Our Industry Experience

Nebotain led the emergency recovery from a targeted SQL injection attack of a public-facing prepaid credit card portal of the organization. Nebotain conducted incident and crisis management activities to contain and eradicate the threat while engaging legal, law enforcement, banking regulators and public relations personel.

Nebotain responded and mitigated a distributed password spraying and brute force attack campaign on publicly facing APIs of the organization. Recovery activities included hardening of the external website platforms,  an implementation of an API security layer, and 24/7 monitoring and response to threats.

Nebotain created and led a compliance program to the PCI-DSS standard within the organization The program included implementation of database encryption technologies, implementation of compensating controls in the form of database activity monitoring and the re-architecting of the internal network based on security zones.

Nebotain investigated multiple instances of theft of subscriber information within the organization. The investigation resulted in the prosecution of the adversaries and the creation of a risk mitigation plan with the implementation of Data Leakage Prevention and Insider Threat Detection technologies to enhance detection and response mechanisms.

Nebotain conducted a year long hunt after a persistent threat actor that conducted weekly social engineering attempts intended to defraud the customer support staff of the organization. Nebotain used various HUMINT, OSINT and deception techniques to pursue, find the perpetrator and convict him.

Nebotain formed and lead a Classified Information Protection program within the organization while complying with rigorous national security requirements. The program included implementation of technical , physical, and organizational security controls intended to protect classified information held within the IT, OT and Cellular environment. 

Nebotain created an application security program while working closely with the development teams of the organization. The program included secured development training to over 70 developers, creation of secure coding practices, implementation of code reviews , static code analysis and penetration testing prior to production deployment and continuous runtime protection mechanisms.

Nebotain battled a DDoS attack campaign of of public facing game servers of the organization. Nebotain led the Incident Response team within the organization and also managed multiple third parties and Emergency response teams of the world’s leading DDoS mitigation providers. 

Nebotain battled a long campaign of DNS redirection of public facing websites of an organization. The response included development of monitoring software that was deployed in the wild and a semi automated response capability . The team worked in close collaboration with the World’s leading DNS providers.

Nebotain countered an adversary group who targeted an organization's customers with phishing and account takeover attempts. Together with Marketing teams, Nebotain set up a Digital Risk Protection \ Brand Protection program utilizing one of the world's leading providers. The program included 24/7 detection and response to infringing content of fake websites while working with law enforcement to take down the offending sites.

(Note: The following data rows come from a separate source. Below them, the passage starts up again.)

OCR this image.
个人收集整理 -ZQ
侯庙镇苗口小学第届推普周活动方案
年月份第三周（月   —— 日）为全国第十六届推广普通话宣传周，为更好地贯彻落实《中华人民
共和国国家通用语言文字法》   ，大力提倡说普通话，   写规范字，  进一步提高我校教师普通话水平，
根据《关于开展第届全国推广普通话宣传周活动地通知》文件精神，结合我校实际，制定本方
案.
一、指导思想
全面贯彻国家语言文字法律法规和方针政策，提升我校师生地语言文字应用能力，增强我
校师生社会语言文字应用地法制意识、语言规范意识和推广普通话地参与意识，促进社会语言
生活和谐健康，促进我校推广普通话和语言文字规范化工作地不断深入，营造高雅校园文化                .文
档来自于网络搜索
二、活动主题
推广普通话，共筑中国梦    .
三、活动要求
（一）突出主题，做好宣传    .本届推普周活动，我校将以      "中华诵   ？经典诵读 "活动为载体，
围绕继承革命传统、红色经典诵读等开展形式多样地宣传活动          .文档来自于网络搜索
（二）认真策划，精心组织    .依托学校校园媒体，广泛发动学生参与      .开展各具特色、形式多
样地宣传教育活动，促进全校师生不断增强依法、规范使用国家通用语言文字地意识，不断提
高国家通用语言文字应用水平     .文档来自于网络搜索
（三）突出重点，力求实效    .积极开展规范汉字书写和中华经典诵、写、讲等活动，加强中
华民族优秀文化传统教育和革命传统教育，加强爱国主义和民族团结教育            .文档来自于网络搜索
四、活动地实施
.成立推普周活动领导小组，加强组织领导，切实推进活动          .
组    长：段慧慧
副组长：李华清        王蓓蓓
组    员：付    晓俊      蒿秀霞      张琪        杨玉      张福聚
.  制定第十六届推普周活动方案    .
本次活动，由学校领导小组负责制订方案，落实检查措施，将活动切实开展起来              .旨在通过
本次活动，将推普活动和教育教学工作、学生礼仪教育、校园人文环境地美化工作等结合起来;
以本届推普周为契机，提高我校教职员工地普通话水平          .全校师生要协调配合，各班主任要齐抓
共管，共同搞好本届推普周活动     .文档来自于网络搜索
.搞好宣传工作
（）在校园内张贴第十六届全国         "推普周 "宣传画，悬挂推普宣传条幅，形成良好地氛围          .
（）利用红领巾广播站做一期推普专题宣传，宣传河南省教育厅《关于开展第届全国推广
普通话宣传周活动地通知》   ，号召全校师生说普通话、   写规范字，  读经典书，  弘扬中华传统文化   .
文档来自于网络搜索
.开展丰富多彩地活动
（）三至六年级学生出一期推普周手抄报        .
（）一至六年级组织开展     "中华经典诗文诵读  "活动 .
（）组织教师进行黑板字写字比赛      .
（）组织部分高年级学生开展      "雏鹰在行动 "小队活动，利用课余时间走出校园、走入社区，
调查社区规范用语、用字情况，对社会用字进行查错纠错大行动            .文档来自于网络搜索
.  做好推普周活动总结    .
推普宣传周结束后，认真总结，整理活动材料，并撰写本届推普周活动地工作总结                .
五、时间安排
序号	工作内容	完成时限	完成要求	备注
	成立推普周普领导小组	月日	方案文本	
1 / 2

Nebotain countered an adversary group which intended to defraud the organization. The attack was contained and eradicated during the course of sixteen weeks with the assistance of an internal and external Cyber Forensics and Incident Response team.

Nebotain led multiple engineering teams through the design and implementation of a fully redundant and secure data meeting uptime requirements of %99.99 availability. The design followed a rigorous threat modelling process, while the implementation included failover, recovery and penetration testing of the network, infrastructure and database components.  

Nebotain countered an adversary group which intended to access the OT environment of the electric battery switching stations of the organization. The attack was contained and eradicated during the course of 6 weeks with the assistance of an internal and external Cyber Forensics and Incident Response team.

Nebotain led the emergency response to a business email compromise attack on the organization. The attack included the investigation, mitigation of the attack and attribution of the threat group, who managed to impersonate a supplier and reroute funds to foreign bank accounts.

Nebotain formed and led a continuous Red Team testing program across the IT and OT environment of the organization across multiple continents. The program included mutually agreed upon targets and KPIs and included a continuous improvement and lessons learned engagement following each attack campaign.